Letting go is an ongoing challenge for me. It is uncomfortable to not be in control, or to not feel in control. It is natural to want to put up walls, to live in a box where I can control exactly what will happen and always know what to expect.
And I know, I absolutely know, this is not the way to live! One of my favorite quotes is from Finding Nemo: “You can’t never let anything happen to him. Then nothing would ever happen to him! Not much fun for little Harpo.” (Spoken by Dori, who can never remember Nemo’s name.)
Freedom is a wonderful concept. Sometimes what we need freedom from is what we constructed ourselves. We need the freedom to fall, and to fail. Otherwise we can’t fly, and we will never truly succeed.
I’m finding that it seems natural for people to want to put God in a box. But God isn’t confined to the Cathlolic box, or whatever box. We put these boundaries up, and we expect that we are right, and anyone outside of our wall is wrong. I think there is more to the story than we can possibly know. I suspect it is more than we can understand.
I want to stay in my box because I have made it exactly the size that I can handle. What is outside of my box is too huge, and too overwhelming, and I can’t control it. I wish I didn’t want to. This need for control makes trust hard. I get caught up in an arrogant notion that I can only trust myself. That’s selfish, and dangerous. If unchecked, it moves closer and closer to shutting out the God of the universe, who is in control of everything, including my box.
Dare I take any leaps at all?
Dare I stop counting calories and servings and food groups, and trust that my body knows what it needs? Dare I trust that God knows what size and shape I am supposed to be?
Dare I move outside my carefully constructed box and share my life with a husband and children? I won’t be able to control every bit of my home anymore. I don’t know if I’ll be happily married in 50 years. I don’t know if whoever I marry will change for the better or for the worse over the years. I can’t predict if we will grow together or grow apart. I can’t control if I will have healthy children, or sick children with many needs and challenges, or no children.
There are so many examples in our lives like this. Last weekend I was making a comment to my aunt Betty that I have a constant goal to cut out sugar from my diet. She replied, “Is this an all-or-nothing thing?” I answered that it seems to be, but it never seems to work. I will eat no sugar. So I totally lose it and binge on cheesecake and brownies and ice cream! And then I feel awful, physically and emotionally, so I go back to I will eat no sugar. I have never succeeded in this, except when I was a little kid and it wasn’t my choice to make.
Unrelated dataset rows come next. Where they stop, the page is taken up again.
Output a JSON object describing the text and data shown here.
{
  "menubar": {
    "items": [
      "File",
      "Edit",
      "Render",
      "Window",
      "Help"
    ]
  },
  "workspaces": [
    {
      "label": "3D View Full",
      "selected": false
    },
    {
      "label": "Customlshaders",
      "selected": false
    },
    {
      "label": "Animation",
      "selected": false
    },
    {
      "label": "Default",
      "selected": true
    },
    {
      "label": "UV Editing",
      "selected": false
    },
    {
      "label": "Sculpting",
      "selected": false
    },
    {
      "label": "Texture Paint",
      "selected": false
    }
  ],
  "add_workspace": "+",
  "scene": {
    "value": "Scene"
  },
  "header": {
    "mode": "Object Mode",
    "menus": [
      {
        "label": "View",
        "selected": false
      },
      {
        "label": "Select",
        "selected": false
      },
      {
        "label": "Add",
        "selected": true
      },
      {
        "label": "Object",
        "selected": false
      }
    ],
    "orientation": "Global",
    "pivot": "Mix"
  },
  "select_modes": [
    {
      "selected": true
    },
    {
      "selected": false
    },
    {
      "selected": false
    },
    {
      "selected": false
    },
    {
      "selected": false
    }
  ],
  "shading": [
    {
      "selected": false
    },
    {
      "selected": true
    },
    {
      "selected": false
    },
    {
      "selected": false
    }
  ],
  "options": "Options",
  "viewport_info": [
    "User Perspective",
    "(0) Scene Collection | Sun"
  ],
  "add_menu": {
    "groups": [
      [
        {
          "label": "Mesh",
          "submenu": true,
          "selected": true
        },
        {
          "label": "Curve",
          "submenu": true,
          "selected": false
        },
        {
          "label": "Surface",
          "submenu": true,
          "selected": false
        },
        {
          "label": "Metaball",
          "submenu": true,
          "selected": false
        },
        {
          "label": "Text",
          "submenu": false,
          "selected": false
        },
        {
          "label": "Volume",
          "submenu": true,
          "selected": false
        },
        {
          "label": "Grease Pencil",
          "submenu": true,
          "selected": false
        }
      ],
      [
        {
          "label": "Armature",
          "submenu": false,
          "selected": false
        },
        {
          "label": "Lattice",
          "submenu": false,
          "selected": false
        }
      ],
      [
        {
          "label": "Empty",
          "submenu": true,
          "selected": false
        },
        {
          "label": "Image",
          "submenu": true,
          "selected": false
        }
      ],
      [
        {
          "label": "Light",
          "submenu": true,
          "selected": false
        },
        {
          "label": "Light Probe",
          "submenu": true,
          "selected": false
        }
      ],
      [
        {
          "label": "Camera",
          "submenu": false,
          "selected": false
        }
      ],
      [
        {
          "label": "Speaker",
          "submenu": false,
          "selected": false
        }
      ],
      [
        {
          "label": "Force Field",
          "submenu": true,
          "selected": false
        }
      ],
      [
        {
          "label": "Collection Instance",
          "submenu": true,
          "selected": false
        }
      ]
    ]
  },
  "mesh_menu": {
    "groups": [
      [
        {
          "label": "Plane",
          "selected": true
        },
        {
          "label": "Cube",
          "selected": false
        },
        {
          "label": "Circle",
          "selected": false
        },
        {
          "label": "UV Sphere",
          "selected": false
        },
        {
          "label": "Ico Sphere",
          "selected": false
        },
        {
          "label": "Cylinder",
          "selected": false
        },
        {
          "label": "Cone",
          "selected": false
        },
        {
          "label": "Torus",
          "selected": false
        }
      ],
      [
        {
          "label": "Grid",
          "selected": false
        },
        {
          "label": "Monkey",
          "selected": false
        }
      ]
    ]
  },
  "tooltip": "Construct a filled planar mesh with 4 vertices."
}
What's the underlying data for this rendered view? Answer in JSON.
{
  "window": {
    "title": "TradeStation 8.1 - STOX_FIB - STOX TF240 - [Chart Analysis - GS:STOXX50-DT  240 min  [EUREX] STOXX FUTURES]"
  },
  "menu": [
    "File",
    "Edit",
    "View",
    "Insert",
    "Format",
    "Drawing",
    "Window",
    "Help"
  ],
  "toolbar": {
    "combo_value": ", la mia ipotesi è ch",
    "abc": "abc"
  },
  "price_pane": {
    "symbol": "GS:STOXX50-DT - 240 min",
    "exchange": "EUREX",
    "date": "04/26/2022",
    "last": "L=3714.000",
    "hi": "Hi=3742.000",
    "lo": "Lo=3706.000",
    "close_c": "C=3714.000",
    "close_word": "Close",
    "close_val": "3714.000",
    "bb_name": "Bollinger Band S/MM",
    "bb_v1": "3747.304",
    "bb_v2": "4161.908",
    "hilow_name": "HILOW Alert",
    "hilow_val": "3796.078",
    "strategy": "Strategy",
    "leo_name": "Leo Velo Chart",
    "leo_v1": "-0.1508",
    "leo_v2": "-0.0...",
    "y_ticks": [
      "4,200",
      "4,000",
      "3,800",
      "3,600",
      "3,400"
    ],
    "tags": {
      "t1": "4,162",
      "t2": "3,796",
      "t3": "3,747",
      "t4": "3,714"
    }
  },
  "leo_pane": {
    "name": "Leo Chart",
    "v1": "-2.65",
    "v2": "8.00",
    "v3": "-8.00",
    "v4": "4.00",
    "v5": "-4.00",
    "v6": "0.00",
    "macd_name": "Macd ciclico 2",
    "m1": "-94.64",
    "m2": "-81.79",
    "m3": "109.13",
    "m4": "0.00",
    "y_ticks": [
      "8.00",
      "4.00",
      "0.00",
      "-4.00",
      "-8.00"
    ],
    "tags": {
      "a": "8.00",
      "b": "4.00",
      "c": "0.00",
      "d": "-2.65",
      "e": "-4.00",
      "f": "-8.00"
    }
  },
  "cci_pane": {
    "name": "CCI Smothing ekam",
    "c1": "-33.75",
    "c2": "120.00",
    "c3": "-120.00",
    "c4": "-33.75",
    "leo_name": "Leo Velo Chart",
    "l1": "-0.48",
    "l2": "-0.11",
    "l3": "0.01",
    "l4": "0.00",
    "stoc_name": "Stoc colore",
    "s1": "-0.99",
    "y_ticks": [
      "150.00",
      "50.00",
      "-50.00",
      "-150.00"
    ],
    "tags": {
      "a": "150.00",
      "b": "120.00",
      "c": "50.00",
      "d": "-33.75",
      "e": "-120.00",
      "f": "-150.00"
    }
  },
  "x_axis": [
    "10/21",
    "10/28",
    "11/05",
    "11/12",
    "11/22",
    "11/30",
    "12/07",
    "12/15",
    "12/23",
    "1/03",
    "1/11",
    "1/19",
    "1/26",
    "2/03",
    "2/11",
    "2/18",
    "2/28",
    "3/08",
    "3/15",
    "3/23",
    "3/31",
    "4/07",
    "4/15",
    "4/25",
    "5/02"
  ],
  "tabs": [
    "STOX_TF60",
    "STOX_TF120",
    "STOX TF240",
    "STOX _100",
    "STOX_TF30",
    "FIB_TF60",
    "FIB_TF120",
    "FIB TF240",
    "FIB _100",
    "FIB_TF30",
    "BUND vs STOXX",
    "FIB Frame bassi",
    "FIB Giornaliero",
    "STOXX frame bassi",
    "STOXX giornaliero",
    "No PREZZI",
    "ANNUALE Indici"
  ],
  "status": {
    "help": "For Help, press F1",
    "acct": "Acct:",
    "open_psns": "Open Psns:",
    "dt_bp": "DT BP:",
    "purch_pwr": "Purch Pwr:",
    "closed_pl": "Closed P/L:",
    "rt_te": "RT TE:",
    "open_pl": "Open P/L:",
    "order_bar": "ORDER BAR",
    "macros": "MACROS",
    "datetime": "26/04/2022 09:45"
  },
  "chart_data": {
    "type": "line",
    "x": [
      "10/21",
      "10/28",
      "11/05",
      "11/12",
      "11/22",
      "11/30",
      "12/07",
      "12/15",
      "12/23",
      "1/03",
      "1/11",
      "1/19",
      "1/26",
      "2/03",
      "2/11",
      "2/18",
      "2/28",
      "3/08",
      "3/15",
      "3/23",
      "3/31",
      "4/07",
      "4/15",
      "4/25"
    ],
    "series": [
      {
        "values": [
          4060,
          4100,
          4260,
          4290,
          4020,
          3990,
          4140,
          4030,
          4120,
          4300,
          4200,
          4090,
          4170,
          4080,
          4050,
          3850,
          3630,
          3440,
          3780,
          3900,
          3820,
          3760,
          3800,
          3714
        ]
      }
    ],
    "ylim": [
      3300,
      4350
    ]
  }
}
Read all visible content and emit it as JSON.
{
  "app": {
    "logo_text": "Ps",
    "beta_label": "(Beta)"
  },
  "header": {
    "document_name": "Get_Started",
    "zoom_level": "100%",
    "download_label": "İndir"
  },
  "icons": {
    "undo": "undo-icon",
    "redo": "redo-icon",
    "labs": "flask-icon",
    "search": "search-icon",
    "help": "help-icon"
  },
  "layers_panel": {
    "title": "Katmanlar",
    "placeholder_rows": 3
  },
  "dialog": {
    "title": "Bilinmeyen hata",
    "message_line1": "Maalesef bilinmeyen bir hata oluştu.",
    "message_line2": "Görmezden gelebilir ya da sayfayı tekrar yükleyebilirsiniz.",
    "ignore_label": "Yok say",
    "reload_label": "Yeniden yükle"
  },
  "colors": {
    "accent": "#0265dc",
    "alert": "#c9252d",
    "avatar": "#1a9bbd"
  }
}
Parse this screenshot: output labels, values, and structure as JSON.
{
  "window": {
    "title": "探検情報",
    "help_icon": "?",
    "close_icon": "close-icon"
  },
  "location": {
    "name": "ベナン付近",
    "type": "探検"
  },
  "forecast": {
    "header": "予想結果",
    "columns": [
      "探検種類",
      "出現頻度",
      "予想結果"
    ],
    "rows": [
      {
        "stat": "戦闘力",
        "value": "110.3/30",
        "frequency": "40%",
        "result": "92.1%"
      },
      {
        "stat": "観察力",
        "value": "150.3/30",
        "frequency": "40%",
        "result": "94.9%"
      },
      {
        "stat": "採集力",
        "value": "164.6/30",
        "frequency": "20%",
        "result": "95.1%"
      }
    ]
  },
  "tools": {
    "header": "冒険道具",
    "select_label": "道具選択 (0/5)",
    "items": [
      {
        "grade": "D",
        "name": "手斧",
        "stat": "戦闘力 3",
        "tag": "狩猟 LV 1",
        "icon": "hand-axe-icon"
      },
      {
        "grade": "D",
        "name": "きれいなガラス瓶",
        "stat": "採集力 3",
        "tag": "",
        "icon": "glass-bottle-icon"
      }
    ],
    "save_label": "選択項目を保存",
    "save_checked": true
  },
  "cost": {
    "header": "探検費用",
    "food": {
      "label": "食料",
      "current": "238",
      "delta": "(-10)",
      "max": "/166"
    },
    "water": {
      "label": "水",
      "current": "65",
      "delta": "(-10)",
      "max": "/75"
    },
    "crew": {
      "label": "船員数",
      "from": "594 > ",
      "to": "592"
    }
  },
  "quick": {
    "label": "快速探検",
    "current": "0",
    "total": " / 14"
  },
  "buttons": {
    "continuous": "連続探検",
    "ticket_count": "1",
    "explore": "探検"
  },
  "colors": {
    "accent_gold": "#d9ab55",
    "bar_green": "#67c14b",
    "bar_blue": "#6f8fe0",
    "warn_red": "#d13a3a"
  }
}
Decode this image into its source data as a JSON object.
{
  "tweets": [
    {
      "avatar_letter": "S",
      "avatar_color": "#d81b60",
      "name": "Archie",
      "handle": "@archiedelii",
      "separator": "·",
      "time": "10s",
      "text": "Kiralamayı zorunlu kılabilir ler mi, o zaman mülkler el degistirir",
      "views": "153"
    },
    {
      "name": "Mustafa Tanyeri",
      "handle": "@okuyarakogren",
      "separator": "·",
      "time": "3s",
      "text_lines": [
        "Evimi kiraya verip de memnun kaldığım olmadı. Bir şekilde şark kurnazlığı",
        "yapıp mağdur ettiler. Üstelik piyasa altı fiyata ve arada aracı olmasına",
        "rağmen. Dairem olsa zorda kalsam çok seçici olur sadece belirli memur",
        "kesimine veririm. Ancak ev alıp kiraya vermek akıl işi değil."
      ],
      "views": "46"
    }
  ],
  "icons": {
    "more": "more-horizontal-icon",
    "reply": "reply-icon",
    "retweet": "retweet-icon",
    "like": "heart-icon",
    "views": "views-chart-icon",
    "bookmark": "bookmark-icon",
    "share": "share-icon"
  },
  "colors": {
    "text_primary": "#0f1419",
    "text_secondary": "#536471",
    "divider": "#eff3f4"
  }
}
Perhaps if I just let go, surrendered to fate, opened to grace… There are healthy foods and deserts living in perfect balance in the world. I crave them, naturally, in perfect balance. It is when I attempt control that the balance is ruined. (I realize that I am lucky, and that there are many, many people who never crave broccoli or peaches or canned peas! I apologize for my good luck, and I admit that I have no idea what it would feel like to be you!) But for me, in my own experience and knowledge of myself, trusting the way that God created me, trusting my own instincts of balance… That is the only strategy that is going to work. I just know it.
…an ability to surrender to something bigger that is always there to support you. This is called Opening to Grace.
–Desiree Rumbaugh in Yoga Journal, May 2008
Lay it down. I’ve always been with you. Here and now, give all that’s within you.
–”Downfall” by Matchbox Twenty
You, Lord, are all I have, and You give me all I need; my future is in Your hands.